Enough with the lying! Enough with the bully pulpit exhortations with the emphasis on ‘bully.’
Demanding equal access to healthcare, expecting reproductive freedom and sexual/gender equality is not a Satanic plot. It’s what reasonable people do and think. We are not living in the Middle Ages [though I suspect many fundamentalists think of the era as ‘the good ole days]. If anyone doubts the politicization of women’s healthcare issues, please review the past week’s headlines, the unseemly expose of the Komen Foundation, more concerned about dissing Planned Parenthood than serving lower-income women with breast screenings. Or the manufactured outrage of the Catholic Church hierarchy and their mouthpieces, who [sputter, sputter] decry the Administration’s insistence on equitable healthcare service as a vicious attack on religious freedom.
Really? Twenty-eight states require organizations offering prescription insurance to cover contraception. Ninety-eight percent of Catholic women use birth control and many Catholic institutions offer the benefit to their employees.
Let’s review some recent statistics:
Two-thirds of Catholics, 65 percent, believe that clinics and hospitals that take taxpayer money should not be allowed to refuse procedures or medications based on religious beliefs. A similar number, 63 percent, also believe that health insurance, whether private or government-run, should cover contraception.
A strong majority (78 percent) of Catholic women prefer that their hospital offers emergency contraception for rape victims, while more than half (55 percent) want their hospital to provide it in broader circumstances.

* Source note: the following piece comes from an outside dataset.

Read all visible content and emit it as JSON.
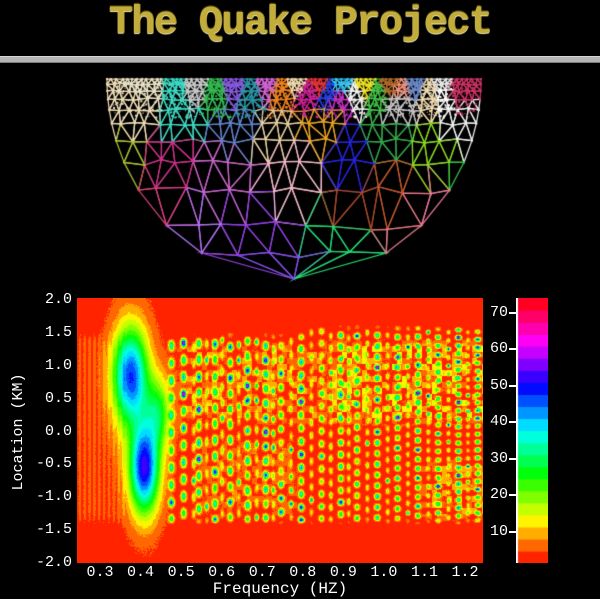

Yet despite these numbers, the Church, the Religious Right and the heat-seeking Republican establishment are foaming at the mouth, waving mummified fists in righteous indignation.
Make no mistake. This is an old war. I wrote about the struggles and absolute determination of Margaret Sanger a few days ago. She fought these battles. The arguments were identical; the accusations the same. She fought the religious establishment, she fought the righteous, small-minded moralists 100 years ago. If anything this should be a wakeup call: the defense of reproductive rights, which are basic human rights, need to be taken seriously, day-in, day-out. Freedoms gained can quickly become freedoms lost. Gender equality, which is a matter of civil rights, should be supported with voices and votes pitched against the ugliness of bigotry and discrimination.

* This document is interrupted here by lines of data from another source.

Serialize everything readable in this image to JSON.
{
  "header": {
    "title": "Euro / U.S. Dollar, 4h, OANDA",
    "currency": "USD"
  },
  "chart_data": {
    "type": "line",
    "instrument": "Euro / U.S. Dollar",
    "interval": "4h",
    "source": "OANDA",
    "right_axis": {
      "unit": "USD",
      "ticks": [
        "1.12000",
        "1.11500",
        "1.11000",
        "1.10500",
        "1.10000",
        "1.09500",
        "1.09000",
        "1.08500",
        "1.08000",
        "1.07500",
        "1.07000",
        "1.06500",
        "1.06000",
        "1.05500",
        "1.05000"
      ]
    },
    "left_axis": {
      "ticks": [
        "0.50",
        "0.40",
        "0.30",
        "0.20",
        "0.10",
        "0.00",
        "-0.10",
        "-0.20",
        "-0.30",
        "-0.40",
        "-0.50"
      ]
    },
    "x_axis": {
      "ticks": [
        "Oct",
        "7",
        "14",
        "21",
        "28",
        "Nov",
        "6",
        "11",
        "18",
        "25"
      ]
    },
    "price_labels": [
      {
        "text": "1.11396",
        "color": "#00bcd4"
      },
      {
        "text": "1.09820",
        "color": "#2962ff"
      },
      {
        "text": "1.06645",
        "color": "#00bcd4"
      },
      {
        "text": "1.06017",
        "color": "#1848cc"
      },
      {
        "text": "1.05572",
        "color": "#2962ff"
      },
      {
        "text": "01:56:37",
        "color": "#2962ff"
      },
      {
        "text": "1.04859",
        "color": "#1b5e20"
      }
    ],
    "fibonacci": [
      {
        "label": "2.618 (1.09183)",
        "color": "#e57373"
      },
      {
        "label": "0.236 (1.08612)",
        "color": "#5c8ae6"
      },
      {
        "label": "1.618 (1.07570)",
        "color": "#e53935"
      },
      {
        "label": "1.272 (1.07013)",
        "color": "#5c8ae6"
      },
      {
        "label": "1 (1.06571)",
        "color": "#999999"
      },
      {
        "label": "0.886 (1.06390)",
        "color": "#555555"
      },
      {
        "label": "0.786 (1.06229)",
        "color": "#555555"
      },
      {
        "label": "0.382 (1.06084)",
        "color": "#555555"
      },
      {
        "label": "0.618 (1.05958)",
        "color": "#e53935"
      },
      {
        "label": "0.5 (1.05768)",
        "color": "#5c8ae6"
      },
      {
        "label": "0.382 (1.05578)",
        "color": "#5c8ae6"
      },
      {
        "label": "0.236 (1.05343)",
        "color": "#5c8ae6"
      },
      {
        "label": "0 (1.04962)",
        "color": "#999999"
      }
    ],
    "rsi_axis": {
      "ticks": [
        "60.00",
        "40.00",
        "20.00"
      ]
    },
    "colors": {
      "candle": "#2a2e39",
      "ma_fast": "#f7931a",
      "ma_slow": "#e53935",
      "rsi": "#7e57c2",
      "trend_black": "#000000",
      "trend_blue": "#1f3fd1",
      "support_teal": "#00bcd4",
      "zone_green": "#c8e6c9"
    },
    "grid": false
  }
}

This is a power play wrapped in thin prayer and religious dogma. It’s a desperate attempt by traditional religion to regain ground lost to modernity, a world where the old stories and myths have lost their power, their ability to control by fear, a world in which human dignity applies to all our members, a world where the mysteries of the Universe and our place in it is far grander than our words and imaginations can conjure.
We have choice. We always have. It’s time to put away childish things and become accountable, rational adults if we’re ever to deal with the problems facing us. We can fearfully grasp the old ways, allow ourselves to be drawn into self-limiting dictums. We can argue how many angels dance on the head of a pin with religious fanatics and the politicians who love them.
Or we can say, ‘No!’ We have that choice.